Now they entered another hallway. The guard they had seen stood outside the next door. If he had even glanced at their ID badges, they couldn’t tell. But obviously these people had been expecting someone. Wil thought that was a terrible blunder, proving security wasn’t as tight in this place as all its locked doors and secret rooms might make it seem. Well, he thought, a tiny little kid like Lorraine got away easily enough.

He opened the door at the back of the hall and entered a large sterile white room. Flashing lights drew his attention to computers that ran along the back wall. A large table in the room’s center held lab equipment. There were steel drums filled with God-knew-what, oxygen tanks, and EKG monitors. The four or five other people in the room worked busily, their backs turned to the newcomers. Samantha leaned toward Wil.

“What do we do now?”

“Let’s just look around,” Wil said. “I have a feeling we’ll know Marty when we see him.”

Samantha felt a tap on her shoulder and almost screamed. At the last moment, she caught the sound in her throat. Someone beckoned them to a back corner of the room.

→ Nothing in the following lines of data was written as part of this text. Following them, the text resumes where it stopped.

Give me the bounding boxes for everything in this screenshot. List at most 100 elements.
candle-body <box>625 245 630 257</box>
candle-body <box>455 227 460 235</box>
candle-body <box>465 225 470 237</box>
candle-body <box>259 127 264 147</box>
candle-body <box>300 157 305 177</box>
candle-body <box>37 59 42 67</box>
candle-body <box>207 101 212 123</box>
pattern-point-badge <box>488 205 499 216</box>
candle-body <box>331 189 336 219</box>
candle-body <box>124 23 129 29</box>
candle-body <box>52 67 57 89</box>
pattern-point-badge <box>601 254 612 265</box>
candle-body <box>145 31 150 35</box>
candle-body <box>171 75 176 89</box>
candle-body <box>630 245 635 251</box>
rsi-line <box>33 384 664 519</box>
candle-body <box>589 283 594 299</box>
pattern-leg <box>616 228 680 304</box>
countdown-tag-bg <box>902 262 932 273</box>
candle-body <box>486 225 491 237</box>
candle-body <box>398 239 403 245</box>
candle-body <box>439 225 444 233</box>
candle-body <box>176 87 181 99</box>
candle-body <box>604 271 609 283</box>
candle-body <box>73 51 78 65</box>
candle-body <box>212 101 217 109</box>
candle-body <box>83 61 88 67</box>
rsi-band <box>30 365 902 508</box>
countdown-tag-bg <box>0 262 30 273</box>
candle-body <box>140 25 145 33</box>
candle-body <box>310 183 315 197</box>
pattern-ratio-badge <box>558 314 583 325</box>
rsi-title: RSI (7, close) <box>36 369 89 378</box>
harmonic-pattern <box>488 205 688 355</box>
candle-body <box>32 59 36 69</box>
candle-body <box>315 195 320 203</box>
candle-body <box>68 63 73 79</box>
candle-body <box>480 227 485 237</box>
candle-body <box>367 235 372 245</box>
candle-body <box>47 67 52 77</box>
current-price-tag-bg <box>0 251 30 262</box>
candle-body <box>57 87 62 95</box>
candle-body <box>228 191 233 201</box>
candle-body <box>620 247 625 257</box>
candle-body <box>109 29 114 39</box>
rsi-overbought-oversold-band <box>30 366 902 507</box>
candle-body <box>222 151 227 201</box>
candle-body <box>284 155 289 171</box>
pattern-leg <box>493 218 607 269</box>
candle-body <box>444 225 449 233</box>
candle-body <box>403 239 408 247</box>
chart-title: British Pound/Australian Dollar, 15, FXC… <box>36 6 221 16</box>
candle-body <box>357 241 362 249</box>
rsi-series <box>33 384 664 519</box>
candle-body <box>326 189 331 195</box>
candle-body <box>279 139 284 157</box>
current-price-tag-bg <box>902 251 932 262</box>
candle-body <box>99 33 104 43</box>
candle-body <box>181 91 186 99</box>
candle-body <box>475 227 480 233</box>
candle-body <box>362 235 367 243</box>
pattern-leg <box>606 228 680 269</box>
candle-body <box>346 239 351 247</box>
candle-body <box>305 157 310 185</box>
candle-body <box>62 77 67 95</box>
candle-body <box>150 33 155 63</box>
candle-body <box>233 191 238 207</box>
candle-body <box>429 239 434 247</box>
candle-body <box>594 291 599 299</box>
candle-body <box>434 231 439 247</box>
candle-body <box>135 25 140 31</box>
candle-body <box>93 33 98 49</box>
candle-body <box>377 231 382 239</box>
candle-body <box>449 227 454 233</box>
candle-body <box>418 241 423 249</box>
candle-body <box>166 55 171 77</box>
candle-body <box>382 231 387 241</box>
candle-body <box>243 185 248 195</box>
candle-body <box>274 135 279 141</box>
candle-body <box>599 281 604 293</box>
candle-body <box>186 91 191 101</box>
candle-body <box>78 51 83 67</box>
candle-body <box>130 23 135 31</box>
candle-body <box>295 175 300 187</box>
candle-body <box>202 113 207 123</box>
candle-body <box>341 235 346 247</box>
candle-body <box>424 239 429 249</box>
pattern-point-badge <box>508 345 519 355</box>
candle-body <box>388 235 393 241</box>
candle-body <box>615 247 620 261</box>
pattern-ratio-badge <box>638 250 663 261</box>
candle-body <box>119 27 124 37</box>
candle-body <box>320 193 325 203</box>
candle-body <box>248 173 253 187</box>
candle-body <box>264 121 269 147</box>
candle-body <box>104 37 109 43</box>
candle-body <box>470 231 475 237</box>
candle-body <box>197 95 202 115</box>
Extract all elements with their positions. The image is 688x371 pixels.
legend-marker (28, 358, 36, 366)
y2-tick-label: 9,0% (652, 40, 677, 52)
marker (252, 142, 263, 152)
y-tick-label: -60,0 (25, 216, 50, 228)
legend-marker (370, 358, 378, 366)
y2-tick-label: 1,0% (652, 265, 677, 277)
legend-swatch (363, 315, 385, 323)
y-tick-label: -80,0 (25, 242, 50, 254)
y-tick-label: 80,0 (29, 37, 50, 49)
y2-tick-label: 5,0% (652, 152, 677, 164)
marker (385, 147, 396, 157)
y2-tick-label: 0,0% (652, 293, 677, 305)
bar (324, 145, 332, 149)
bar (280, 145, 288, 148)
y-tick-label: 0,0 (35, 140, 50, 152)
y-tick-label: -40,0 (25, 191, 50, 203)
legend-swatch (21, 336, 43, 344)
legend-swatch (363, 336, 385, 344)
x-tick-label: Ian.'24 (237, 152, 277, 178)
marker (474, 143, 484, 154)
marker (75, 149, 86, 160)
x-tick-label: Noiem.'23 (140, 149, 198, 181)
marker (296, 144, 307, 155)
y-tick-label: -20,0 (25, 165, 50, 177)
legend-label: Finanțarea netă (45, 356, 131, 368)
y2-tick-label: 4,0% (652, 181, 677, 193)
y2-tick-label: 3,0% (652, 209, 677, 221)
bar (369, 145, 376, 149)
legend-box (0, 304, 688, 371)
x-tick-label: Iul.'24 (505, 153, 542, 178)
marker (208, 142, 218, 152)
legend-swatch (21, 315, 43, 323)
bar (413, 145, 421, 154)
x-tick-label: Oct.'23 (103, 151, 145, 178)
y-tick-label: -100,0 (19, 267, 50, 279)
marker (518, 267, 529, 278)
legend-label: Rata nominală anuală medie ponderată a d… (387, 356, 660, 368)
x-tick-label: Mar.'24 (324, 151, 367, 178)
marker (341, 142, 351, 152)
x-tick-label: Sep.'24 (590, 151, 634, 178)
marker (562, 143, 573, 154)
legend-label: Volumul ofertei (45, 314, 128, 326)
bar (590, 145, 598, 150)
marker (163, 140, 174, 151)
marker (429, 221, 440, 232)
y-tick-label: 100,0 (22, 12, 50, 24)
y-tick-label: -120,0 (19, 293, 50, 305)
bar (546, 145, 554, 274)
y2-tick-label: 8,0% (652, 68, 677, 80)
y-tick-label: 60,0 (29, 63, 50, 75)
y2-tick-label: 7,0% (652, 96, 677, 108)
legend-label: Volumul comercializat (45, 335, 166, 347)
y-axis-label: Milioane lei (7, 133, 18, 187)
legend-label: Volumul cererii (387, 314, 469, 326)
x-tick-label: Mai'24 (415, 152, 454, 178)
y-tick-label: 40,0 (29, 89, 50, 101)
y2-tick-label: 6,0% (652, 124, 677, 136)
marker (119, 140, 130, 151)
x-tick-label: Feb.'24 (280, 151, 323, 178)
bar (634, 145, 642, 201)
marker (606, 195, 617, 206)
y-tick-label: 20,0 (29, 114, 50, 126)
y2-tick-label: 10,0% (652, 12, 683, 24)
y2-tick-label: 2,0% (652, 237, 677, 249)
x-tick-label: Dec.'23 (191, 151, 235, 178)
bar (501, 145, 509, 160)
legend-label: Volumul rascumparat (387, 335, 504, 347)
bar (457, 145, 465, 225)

“We’ve prepped him for you,” he said. “I’m afraid his vital signs have slackened off since the last time he was examined.”

“Let’s have a look at him,” Wil said.

They walked toward a partition at the back of the room. It was a glassed-in room, the windows covered now by drawn curtains. But suddenly Samantha stopped dead in her tracks. Her hands came up, shaking, to point at something in a large Plexiglas case. Wil looked in that direction and whispered:

“Oh, damn . . .”

It was a wooden box shaped almost like a coffin, and with a glass top.

“That’s the newest one,” the man in the other suit said. “Just dug it out of the gulf a few days ago. It’s the most intact pod we’ve ever found. That’s why LaBerge wanted it protected.”

Within the helmet, his sigh sounded like a windstorm.

“Ten years of work,” he said, “and we still haven’t been able to pinpoint exactly what they’re made of.”

Ten years, Samantha thought. Gordy had said she’d been here ten years ago. On shaking legs Samantha neared the case. Someone was using robotic arms to scrape tiny pieces off the wood at the side of the pod. “He” carefully placed the splinters on slides. Samantha’s eyes were immediately drawn to an unusual knot in the wood. For a split second she thought she saw a tiny face turn to her with a silent, pleading scream.

Their escort tapped her shoulder and pointed to a monitor. An electron microscope stood near the case, and when the slides were placed within it, a strange image appeared on one of the screens at the back of the room. It looked like a chain of long knotted-up balloons.

“Not like any wood I’ve ever seen,” the man said. “How about you?”

“I . . . I’ve never seen wood under a microscope,” Samantha stammered.

With a firm but gentle tug, Wil steered her away. They went to the glass-walled room and went inside.

Marty turned to gaze up at them. Samantha met his eyes, and she began to scream.

Then she began to remember.





53


RACHEL AND ERIC emerged from the tunnel, dripping wet and smelling of seawater, while Wil and Samantha were tying up Wesley Kane. They found themselves in an office filled with file cabinets. Taking the clothes off their backs, they wrung them out as best they could and dressed. Rachel shivered.

“It’s so cold,” she said. “I don’t see how that little girl made it out so easily.”

“I don’t think it was easy for her,” Eric said. He took Rachel into his arms for just a moment, and they tried to draw warmth from each other’s bodies.

“Are you ready?”

Rachel took a few steps. Squeaking noises filled the room like a blaring Klaxon.

“We’ll have to go barefoot.”

Eric and Rachel removed their shoes and hid them behind one of the cabinets. Rachel glanced at the files, wishing she could take the time to look at them. What secrets would they reveal?